This discussion has been locked.
You can no longer post new replies to this discussion. If you have a question you can start a new discussion

Replacing SUM server in SEC

 Hi. Would appreciate any advice on the following.

We have a setup with a SEC server and approx 6 remote SUM servers. As one of these SUM servers was a 2008 server and we are migrating to 2012 we decided to replace it. This was done by creating a new 2012 server and giving it a temp name and IP. We then renamed and re-IP's the old 2008 server and gave the original name and IP to the new 2012 server. This seems to have worked OK and the clients seem to be taking their updates OK from the new 2012 server. However i think I still have an issue with the messaging service.
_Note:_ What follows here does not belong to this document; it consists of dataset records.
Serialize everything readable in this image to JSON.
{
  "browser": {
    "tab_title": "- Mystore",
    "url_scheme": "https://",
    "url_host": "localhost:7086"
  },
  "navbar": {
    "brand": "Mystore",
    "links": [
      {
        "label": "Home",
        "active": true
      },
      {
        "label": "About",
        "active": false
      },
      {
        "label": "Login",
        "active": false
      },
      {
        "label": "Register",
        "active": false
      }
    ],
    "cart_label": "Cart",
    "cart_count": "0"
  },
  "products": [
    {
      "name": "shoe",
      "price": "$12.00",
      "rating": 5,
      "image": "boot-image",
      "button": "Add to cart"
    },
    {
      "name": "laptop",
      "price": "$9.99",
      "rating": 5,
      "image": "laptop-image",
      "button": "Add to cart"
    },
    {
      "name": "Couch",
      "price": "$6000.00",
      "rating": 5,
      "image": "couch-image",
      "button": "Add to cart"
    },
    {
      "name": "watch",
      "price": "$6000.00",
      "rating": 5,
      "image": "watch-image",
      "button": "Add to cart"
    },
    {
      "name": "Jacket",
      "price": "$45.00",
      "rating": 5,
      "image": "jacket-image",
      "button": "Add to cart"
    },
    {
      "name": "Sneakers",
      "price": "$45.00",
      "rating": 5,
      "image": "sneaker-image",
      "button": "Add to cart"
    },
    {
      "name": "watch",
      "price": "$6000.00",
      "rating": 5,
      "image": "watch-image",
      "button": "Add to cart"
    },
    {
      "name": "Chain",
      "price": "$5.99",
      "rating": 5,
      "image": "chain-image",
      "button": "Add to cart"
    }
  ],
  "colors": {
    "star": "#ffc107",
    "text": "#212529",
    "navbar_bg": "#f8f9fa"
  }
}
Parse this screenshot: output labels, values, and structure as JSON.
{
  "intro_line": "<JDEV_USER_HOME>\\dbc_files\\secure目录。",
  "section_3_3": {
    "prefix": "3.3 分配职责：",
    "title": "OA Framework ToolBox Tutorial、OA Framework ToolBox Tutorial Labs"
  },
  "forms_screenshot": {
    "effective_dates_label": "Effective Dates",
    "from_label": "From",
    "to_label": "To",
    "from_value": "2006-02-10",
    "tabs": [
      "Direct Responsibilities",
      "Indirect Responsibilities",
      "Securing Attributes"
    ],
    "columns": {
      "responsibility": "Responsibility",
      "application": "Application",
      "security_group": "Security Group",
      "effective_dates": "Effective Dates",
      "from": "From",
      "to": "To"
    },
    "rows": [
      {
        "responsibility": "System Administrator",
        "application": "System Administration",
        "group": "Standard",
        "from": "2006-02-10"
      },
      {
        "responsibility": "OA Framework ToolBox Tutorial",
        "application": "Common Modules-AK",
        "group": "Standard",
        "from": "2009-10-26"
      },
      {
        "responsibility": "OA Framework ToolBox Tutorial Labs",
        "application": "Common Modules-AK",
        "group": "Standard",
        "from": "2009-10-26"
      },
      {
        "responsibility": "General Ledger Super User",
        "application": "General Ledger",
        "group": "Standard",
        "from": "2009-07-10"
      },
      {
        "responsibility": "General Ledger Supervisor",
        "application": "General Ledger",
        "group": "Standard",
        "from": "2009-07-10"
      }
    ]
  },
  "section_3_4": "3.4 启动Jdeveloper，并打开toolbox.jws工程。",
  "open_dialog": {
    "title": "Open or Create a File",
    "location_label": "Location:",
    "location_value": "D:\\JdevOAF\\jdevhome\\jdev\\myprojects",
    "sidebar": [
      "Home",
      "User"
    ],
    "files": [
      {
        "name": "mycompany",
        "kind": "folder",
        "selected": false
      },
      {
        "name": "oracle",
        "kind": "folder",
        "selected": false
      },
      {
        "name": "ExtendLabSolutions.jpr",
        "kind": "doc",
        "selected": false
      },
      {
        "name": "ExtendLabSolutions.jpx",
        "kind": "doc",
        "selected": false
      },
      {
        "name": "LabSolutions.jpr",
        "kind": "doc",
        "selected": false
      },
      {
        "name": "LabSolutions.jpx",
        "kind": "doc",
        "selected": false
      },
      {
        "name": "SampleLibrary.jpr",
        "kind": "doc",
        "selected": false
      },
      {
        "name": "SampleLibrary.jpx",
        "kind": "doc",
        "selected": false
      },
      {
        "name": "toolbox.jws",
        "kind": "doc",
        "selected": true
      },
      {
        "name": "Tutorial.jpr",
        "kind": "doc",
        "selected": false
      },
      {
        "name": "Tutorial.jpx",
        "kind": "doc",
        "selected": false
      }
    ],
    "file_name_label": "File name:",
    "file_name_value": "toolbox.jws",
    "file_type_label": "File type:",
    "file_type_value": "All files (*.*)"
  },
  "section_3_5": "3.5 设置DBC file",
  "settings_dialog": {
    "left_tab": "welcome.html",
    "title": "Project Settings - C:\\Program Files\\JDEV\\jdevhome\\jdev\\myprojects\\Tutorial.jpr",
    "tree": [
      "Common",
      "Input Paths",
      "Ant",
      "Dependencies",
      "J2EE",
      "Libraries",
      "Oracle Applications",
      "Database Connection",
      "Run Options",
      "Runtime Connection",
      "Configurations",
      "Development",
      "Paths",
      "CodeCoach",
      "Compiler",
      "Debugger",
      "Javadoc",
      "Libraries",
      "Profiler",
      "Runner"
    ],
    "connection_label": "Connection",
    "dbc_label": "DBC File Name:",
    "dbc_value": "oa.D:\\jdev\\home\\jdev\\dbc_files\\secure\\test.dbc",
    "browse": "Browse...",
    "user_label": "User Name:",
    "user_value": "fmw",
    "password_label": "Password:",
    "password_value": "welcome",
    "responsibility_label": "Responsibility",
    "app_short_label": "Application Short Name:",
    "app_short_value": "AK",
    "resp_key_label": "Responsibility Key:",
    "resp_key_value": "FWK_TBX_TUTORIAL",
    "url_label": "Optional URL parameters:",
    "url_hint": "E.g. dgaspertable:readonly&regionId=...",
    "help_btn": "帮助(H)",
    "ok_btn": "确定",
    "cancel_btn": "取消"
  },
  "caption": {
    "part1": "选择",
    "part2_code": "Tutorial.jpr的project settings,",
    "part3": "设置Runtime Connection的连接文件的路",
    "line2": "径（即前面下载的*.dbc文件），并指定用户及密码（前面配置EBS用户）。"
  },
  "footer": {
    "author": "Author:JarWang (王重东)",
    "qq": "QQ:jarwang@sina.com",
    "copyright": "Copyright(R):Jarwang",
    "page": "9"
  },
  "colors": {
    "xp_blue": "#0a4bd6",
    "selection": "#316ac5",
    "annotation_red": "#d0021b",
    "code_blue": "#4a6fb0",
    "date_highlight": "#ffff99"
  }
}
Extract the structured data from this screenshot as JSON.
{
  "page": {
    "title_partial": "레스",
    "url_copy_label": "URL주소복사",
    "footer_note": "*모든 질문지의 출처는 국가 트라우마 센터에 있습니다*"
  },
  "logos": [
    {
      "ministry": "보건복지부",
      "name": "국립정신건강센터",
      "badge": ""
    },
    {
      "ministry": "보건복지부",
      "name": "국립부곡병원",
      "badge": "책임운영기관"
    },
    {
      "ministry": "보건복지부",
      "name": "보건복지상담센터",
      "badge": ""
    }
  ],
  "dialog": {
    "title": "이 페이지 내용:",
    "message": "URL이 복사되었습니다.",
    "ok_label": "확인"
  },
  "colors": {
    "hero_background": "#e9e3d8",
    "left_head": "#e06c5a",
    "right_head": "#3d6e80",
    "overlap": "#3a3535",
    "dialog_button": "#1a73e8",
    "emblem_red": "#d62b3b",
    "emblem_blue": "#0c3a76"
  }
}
I have noticed a large build up of messages in the envelopes folder on the SEC. Messages still seem to be moving through the folder (possible form the existing SUM servers) but there is still an increase in size. I think a lot of these could be messages for either the old 2008 physical box or the new 20112 server temporary name neither of which exists anymore (if this makes sense!). I have tried rebooting both the SEC and the SUM with no effect. I have also tried stopping and staring the Update manager service on the SEC as well as the Message Router service with no effect. Finally I have tried renaming the Envelopes folder but the size builds up again. I was going to delete the servers from the SEC and add in the correct one again but having read other posts on this forum have held off from doing this. I am confident this is not an actual updating issue and more of a messaging issue. Grateful if you could confirm I am right in my assumptions and also of a course of action.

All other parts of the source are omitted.